If you are reading this, you are probably guilty of wasting time as there are likely hundreds of more important things you could and probably should be doing instead. But since you are here…
Wasting time is a rather subjective matter. While there are many things that we all would consider time wasters (e.g., reading junk emails from those wanting to send us their millions if only we would send them our bank acct. number) we may just as likely disagree whether or not other activities are a waste of time. For example, am I wasting time if I play video games? If I play them with my kids? Am I wasting time reading up on the daily news? making comments on FB friends’ sites? Following my favorite political blogs? Looking for just the right picture to go on my PowerPoint slides for a class? Watching a Monk episode?
How do you determine what is a waste of your precious time and what is useful? What criteria do you use? Here’s what I notice: I set an agenda most days and rarely complete even 1/2 of it. When the day is over, I routinely surmise I must have wasted time. I talked to staff, got coffee 3 times from the pot upstairs (this is NOT a waste of time as I ran up the stairs and used the stimulant to focus my train of thought), answered numerous emails, sent snail mail, edited the two blogs I moderate, got beat in a ping pong match against a student, deleted spam, worked on a chapter I’m writing, read from a new journal I received, returned calls, etc. But, I didn’t accomplish all I had on my list, so…
Notice that we often judge ourselves improperly. There are times when we should recognize time wasters and other times where we don’t do such a good job ascertaining what we really can accomplish. So, which are you? Do you overestimate what you should be able to do and therefore feel guilty for not being a superhero? Or do you tend to make excuses?
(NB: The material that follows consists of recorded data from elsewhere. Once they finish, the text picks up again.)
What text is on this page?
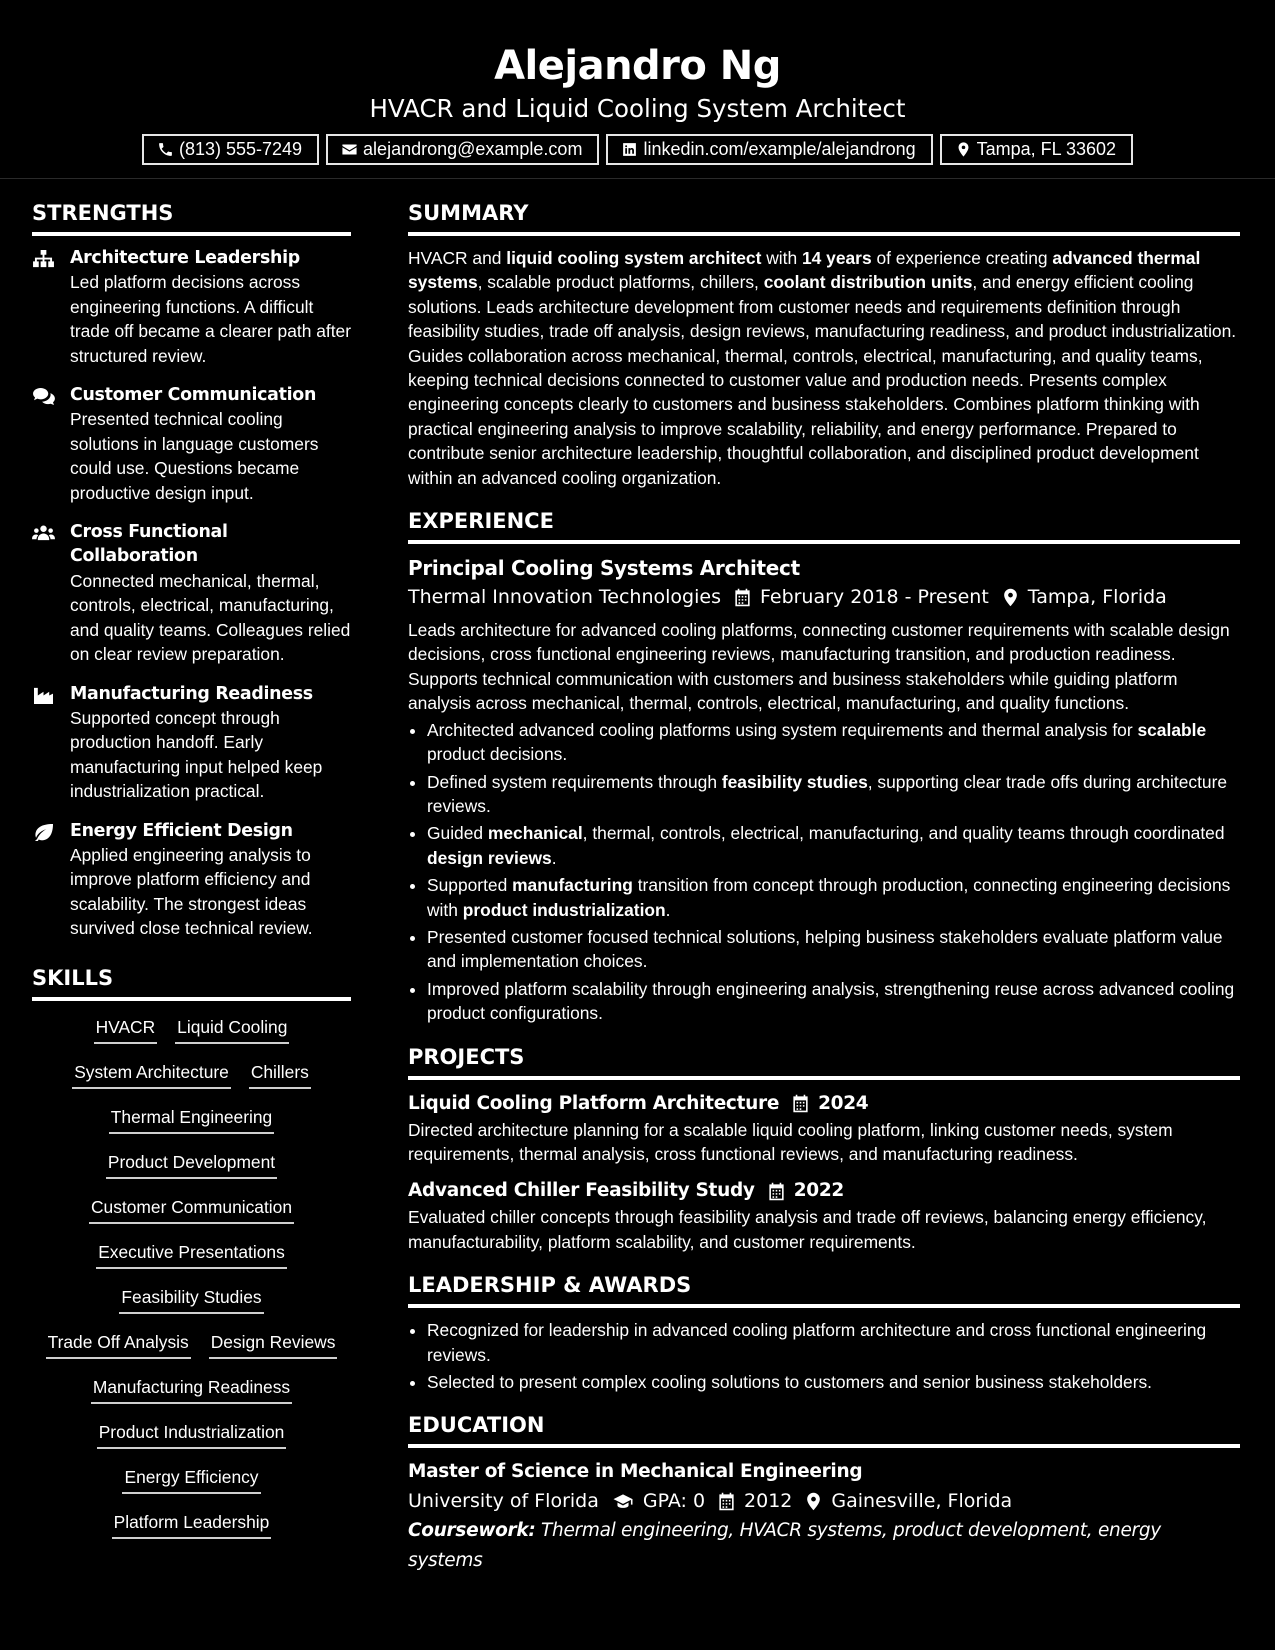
Alejandro Ng
HVACR and Liquid Cooling System Architect
(813) 555-7249	alejandrong@example.com	linkedin.com/example/alejandrong	Tampa, FL 33602
STRENGTHS
Architecture Leadership
Led platform decisions across engineering functions. A difficult trade off became a clearer path after structured review.
Customer Communication
Presented technical cooling solutions in language customers could use. Questions became productive design input.
Cross Functional Collaboration
Connected mechanical, thermal, controls, electrical, manufacturing, and quality teams. Colleagues relied on clear review preparation.
Manufacturing Readiness
Supported concept through production handoff. Early manufacturing input helped keep industrialization practical.
Energy Efficient Design
Applied engineering analysis to improve platform efficiency and scalability. The strongest ideas survived close technical review.
SKILLS
HVACR Liquid Cooling
System Architecture Chillers
Thermal Engineering
Product Development
Customer Communication
Executive Presentations
Feasibility Studies
Trade Off Analysis Design Reviews
Manufacturing Readiness
Product Industrialization
Energy Efficiency
Platform Leadership
SUMMARY
HVACR and liquid cooling system architect with 14 years of experience creating advanced thermal systems, scalable product platforms, chillers, coolant distribution units, and energy efficient cooling solutions. Leads architecture development from customer needs and requirements definition through feasibility studies, trade off analysis, design reviews, manufacturing readiness, and product industrialization. Guides collaboration across mechanical, thermal, controls, electrical, manufacturing, and quality teams, keeping technical decisions connected to customer value and production needs. Presents complex engineering concepts clearly to customers and business stakeholders. Combines platform thinking with practical engineering analysis to improve scalability, reliability, and energy performance. Prepared to contribute senior architecture leadership, thoughtful collaboration, and disciplined product development within an advanced cooling organization.
EXPERIENCE
Principal Cooling Systems Architect
Thermal Innovation Technologies February 2018 - Present Tampa, Florida
Leads architecture for advanced cooling platforms, connecting customer requirements with scalable design decisions, cross functional engineering reviews, manufacturing transition, and production readiness. Supports technical communication with customers and business stakeholders while guiding platform analysis across mechanical, thermal, controls, electrical, manufacturing, and quality functions.
• Architected advanced cooling platforms using system requirements and thermal analysis for scalable product decisions.
• Defined system requirements through feasibility studies, supporting clear trade offs during architecture reviews.
• Guided mechanical, thermal, controls, electrical, manufacturing, and quality teams through coordinated design reviews.
• Supported manufacturing transition from concept through production, connecting engineering decisions with product industrialization.
• Presented customer focused technical solutions, helping business stakeholders evaluate platform value and implementation choices.
• Improved platform scalability through engineering analysis, strengthening reuse across advanced cooling product configurations.
PROJECTS
Liquid Cooling Platform Architecture 2024
Directed architecture planning for a scalable liquid cooling platform, linking customer needs, system requirements, thermal analysis, cross functional reviews, and manufacturing readiness.
Advanced Chiller Feasibility Study 2022
Evaluated chiller concepts through feasibility analysis and trade off reviews, balancing energy efficiency, manufacturability, platform scalability, and customer requirements.
LEADERSHIP & AWARDS
• Recognized for leadership in advanced cooling platform architecture and cross functional engineering reviews.
• Selected to present complex cooling solutions to customers and senior business stakeholders.
EDUCATION
Master of Science in Mechanical Engineering
University of Florida GPA: 0 2012 Gainesville, Florida
Coursework: Thermal engineering, HVACR systems, product development, energy systems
Now, get back to work, as I’ve just wasted 3 minutes of your precious work time.
9 responses to “Wasting Time?”
ha ha but I don’t want to go back to work! 🙂
I’m unemployed at the moment. And I find a curious thing has happened – I feel more pressure to use every minute of my day constructively than I did when I had a job. Part of that simply comes from the realization if I don’t find a job I’m in big trouble (financially). But part of it comes from the fact that I now get to decide exactly what I want to do with my time – no more meaningless tasks just to appease the boss.
Since everything now is interesting to me, its that much more difficult to prioritize.
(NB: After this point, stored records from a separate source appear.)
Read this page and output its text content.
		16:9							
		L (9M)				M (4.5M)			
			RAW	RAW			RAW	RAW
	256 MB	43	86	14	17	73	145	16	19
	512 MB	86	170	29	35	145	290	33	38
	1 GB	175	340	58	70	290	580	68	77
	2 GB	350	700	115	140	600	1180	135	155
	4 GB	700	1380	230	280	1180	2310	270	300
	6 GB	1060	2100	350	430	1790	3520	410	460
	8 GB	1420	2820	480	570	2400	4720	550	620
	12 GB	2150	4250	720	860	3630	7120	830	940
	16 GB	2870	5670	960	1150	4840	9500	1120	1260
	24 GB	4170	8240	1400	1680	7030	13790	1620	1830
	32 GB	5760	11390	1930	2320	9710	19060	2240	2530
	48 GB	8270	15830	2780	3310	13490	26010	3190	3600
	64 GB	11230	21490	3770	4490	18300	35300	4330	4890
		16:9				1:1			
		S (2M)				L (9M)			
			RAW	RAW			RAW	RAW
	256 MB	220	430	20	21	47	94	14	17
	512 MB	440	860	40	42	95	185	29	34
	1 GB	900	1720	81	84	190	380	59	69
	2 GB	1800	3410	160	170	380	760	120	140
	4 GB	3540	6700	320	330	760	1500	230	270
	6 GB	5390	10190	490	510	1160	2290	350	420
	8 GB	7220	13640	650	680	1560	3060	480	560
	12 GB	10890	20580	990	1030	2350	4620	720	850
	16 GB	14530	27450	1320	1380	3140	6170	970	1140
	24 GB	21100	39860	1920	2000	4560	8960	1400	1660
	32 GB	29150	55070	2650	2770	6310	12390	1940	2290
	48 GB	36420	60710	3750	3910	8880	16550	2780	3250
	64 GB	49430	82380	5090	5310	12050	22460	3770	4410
The whole idea of not getting your list done and wondering what you did all day is really bad when you have a newborn baby (or two at once plus a toddler). You look at the house and your list at the end of the day and you feel like you’ve worked your tail off, yet have “nothing” to show for it. I recently watched a Rob Bell video about focusing our lives so that everything we do has purpose. I suppose you could do all the same things you normally do, but if you felt like they were driving you toward your purpose, you wouldn’t feel like you were “wasting time”. So then internet surfing becomes “doing research to better understand my culture” and playing ping pong becomes “building relationships” and “taking care of my health”. Ahh justification. It’s a wonderful thing.
I appreciate this post, as some things that are “time wasters” I value (such as reading this blog). My husband often teases me for 1. overestimating the amount of things I can do in a certain period of time, and 2. feeling frustrated when I rediscover that I am not actually a superhero. I often dismiss the idea because I internalize the guilt component of perfectionism.
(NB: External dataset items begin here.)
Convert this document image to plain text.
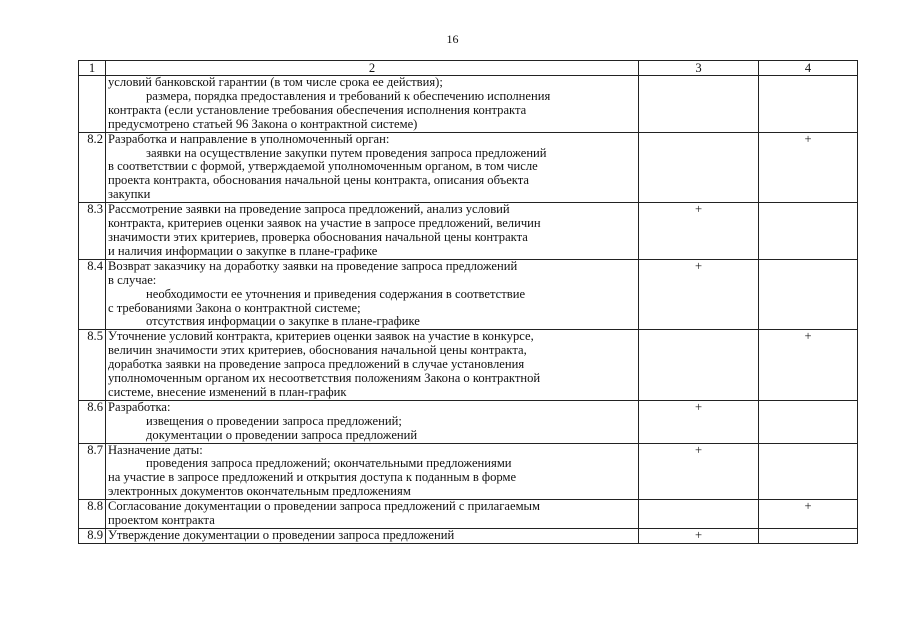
16
1	2	3	4

	условий банковской гарантии (в том числе срока ее действия);
размера, порядка предоставления и требований к обеспечению исполнения
контракта (если установление требования обеспечения исполнения контракта
предусмотрено статьей 96 Закона о контрактной системе)		

8.2	Разработка и направление в уполномоченный орган:
заявки на осуществление закупки путем проведения запроса предложений
в соответствии с формой, утверждаемой уполномоченным органом, в том числе
проекта контракта, обоснования начальной цены контракта, описания объекта
закупки		+
8.3	Рассмотрение заявки на проведение запроса предложений, анализ условий
контракта, критериев оценки заявок на участие в запросе предложений, величин
значимости этих критериев, проверка обоснования начальной цены контракта
и наличия информации о закупке в плане-графике	+	
8.4	Возврат заказчику на доработку заявки на проведение запроса предложений
в случае:
необходимости ее уточнения и приведения содержания в соответствие
с требованиями Закона о контрактной системе;
отсутствия информации о закупке в плане-графике	+	
8.5	Уточнение условий контракта, критериев оценки заявок на участие в конкурсе,
величин значимости этих критериев, обоснования начальной цены контракта,
доработка заявки на проведение запроса предложений в случае установления
уполномоченным органом их несоответствия положениям Закона о контрактной
системе, внесение изменений в план-график		+
8.6	Разработка:
извещения о проведении запроса предложений;
документации о проведении запроса предложений	+	
8.7	Назначение даты:
проведения запроса предложений; окончательными предложениями
на участие в запросе предложений и открытия доступа к поданным в форме
электронных документов окончательным предложениям	+	
8.8	Согласование документации о проведении запроса предложений с прилагаемым
проектом контракта		+
8.9	Утверждение документации о проведении запроса предложений	+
Perhaps it depends what we mean by “wasting time.” If you watch an episode of Monk and find it enjoyable and refreshing, is that a waste of time? I don’t even know what “Monk” is, but I’m inclined to think that that’s appropriate.
Some of this may be cultural. Americans tend to think that every waking moment should be “productive” — again, whatever that means. Apparently in Greece, as an example, people sit and eat and drink and talk for six hours straight and think nothing of it. Americans would likely feel internal pressure to “get moving.”
Interesting questions and post! I’ll definitely be thinking more about it… For now, I’ll get back to work. 😉
Jess, Monk is a fun little show about an OCD dectective. It’s now on network TV after being created for cable.
Well, in that case, watching Monk is CLEARLY professional development. After all, you need to know about OCD, right? (If you didn’t already have your own justification formulated, feel free to borrow my logic!)
I heard a very thought-provoking interview on Speaking of Faith about the neurological benefits of play/leisure: http://speakingoffaith.publicradio.org/programs/inpraiseofplay/reflections.shtml
Since then, I look at 5 minutes of playing Scrabble or reading status updates on Facebook a little differently … but I do wish I could get more done on my daily to-do list, too, alas.
Thanks for this post. Its casualness really diverted me from the gravity of my worries. I was worrying about my career and was afraid that I might be wasting time (hence, googling the latter).
karenestelle was right in saying, “but if you felt like they were driving you toward your purpose, you wouldn’t feel like you were ‘wasting time.’” Ultimately, our true purpose is to return to God, not to meet the age-defined “deadlines” prescribed by culture.